A circuit schematic for a half-wave Cockroft-Walton voltage multiplier.

A circuit schematic for a half-wave Cockroft-Walton voltage multiplier.

The manner by which the CW multiplier can charge each capacitor separately to 120 V is essentially by charging them in parallel and discharging them in series. The concept borrows from the design of a basic half-wave rectifier, which uses a diode and smoothing capacitor to convert the positive portions of AC sine waves to a smooth-ish DC current. The idea is that the first stage in the circuit (capacitor 1 and diode 1) converts the AC to an approximately constant DC signal, which then gets fed forward through diode 2 to the right plate of capacitor 2. During the first positive cycle, that capacitor charges to +120V. During the “off” cycle (the negative portion of the AC sine wave gets blocked by the first diode), the second capacitor discharges through diode 3 into capacitor 3 because, during the off cycle, there’s now -120V on the bottom plate of that capacitor, leading to a potential difference that allows charging. During the next “on” cycle, the current ignores capacitor 3 because it is fully charged (and so it essentially acts like a break in the circuit there), and so now capacitor 4 gets charged instead. During the next off cycle, capacitor 4 discharges through diode 4 to charge capacitor 5, and the cycle repeats itself until, after (number of capacitors)x(charging time) all the capacitors are charged.

There are several equivalent ways of visualizing what is going on in the CW circuit, but the key things to remember are that the capacitors store the charge (differential) and the diodes force the AC to feed forward and charge each capacitor in sequence. The charging time can be adjusted by adjusting the time constants for each capacitor in the circuit relative to the AC cycle frequency (60 hz in the US).

The device would build up charge twice as quickly if one instead uses a full-wave design (which is analogous to a full-wave bridge rectifier), because it would then take advantage of the negative swing of the AC sine wave, which gets lopped off by the first diode in the half-wave version.

I the video above, I have added a switch and fuse for safety reasons (visible in the upper-left hand portion of the screen; I used a plastic lid as a base for the two components).
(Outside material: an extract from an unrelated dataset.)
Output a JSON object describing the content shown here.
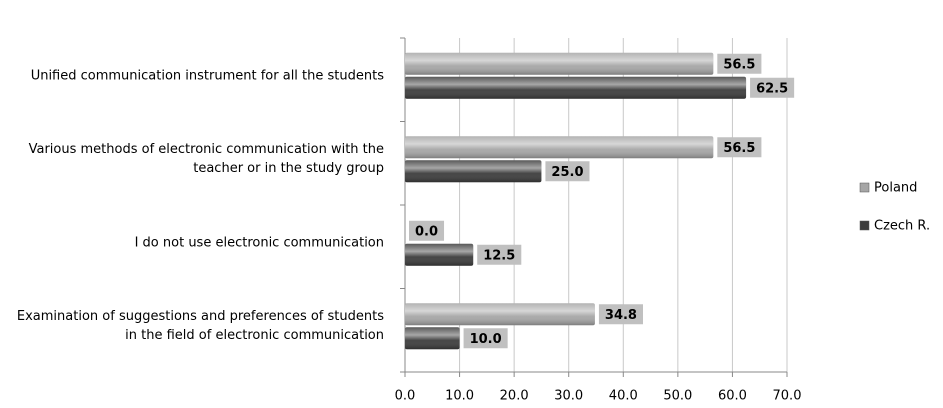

In the first cut, the ~1 mm spark regularly produced by the device is visible. This spark can be used to drive continuously an 8 inch fluorescent tube (shown in the second section), but, curiously, the frequency of the pulses through the fluorescence in the tube depends on the proximity of other conducting objects—in the fourth clip, it is apparent that touching pliers to the glass reduces the frequency of the pulses, rather than increasing them as I would have expected. My best guess for the cause of this effect is charge build-up on the glass interior beneath the metal, leading to low-frequency discharge for the same reason that high-voltage capacitors decrease the sparking frequency in the primary circuit of a spark-gap Tesla coil. The last clip shows the device discharging through a 1 inch xenon flash tube salvaged from a disposable camera. The firing frequency is low due to the relatively large distance that the spark has to cover, despite the low dielectric constant of xenon gas. In other tests, I’ve noticed that large spark gaps that require charge build-up over periods longer than the ~3-5 s for the flash tube will generally result in short circuits occurring upstream in the capacitors in the CW, which probably cause damage to the solder joints and possible the capacitor ceramic due to dielectric breakdown.

Cockroft-Walton generators have a special significance in the history of physics because they were used to generate steering currents in one of the earliest particle accelerators, enabling their creators to win the first Nobel Prize in Physics ever given to a collider project. For this reason, one of the first large-scale CW multipliers (manufactured by Philips Co.) is prominently displayed in the National Science Museum in London:


A Cockroft-Walton generator built in 1937 by Philips of Eindhoven. National Science Museum, London, England.

A Cockroft-Walton generator built in 1937 by Philips of Eindhoven. National Science Museum, London, England. Image from Wikimedia Commons.